Keeping Up With Risk and the Business
Another challenge we have seen our clients face is how to keep up with ever evolving risk and the evolving requirements of the business. New risks cause new solutions, and new solutions may imply upending the whole process again. Compliance and risk professionals have a hard time justifying the changes, and even if they are able to, it is hard to justify dedicating resources “again”. Furthermore, shifts in business models may imply hard adjustments into the compliance practice, entering into markets that are far more risky, where your current solutions and systems may be inadequate. Once again, orchestration layers are built to support these changes and processes. In our platform we have 30+ providers of data and technology, and with at least 10 more in the pipeline. The technical addition of a partner into our platform is somewhere between 4 to 8 weeks, and that is vetted and integrated into the same data model, the same abstractions, and the risk modeling tools that are part of the platform. This is quite different for firms.
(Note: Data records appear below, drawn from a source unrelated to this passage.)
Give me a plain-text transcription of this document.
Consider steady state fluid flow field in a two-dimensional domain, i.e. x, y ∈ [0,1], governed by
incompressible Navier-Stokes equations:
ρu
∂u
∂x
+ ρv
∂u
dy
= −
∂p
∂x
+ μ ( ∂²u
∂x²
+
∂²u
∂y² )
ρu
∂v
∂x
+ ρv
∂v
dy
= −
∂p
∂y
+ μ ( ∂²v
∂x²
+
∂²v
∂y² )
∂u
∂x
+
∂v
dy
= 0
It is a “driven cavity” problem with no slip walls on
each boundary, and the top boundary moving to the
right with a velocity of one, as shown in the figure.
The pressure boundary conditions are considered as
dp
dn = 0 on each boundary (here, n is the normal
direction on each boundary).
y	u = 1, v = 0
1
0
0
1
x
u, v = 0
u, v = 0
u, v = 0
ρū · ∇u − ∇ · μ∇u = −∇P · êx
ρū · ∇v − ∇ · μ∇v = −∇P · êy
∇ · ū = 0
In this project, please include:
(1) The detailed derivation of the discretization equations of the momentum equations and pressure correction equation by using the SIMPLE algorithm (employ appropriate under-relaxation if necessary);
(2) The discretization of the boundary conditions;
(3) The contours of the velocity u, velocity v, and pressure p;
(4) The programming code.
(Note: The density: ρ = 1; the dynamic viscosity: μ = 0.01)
The process of onboarding a point solution, a new data source, a new technology can take months to our clients, between the integration and making it work with the rest of their systems. Read: Identity Proofing with IdentityMind
Addressing Identity Proofing Challenges and Compliance As a Competitive Advantage
Building a business is hard. Building a serious business is really hard. Your business, with some exceptions, is not about risk and compliance software. That is our business. There is no reason for you to spend your precious technical resources in building complex platforms that unavoidably will not achieve the scope and efficiencies your risk and compliance teams require to help you grow your business. Compliance is a serious matter with great consequences if not done properly. The human cost to cover for the technology gaps can be significant, and many times a non-starter for certain organizations that are rapidly growing. Efficient compliance and risk operations can become a competitive advantage. They can allow you to take on business challenges that others may not, enter in risky markets, expand internationally, offer services to risky demographics. All of these are possible with the proper technology support. Technology that is available to you.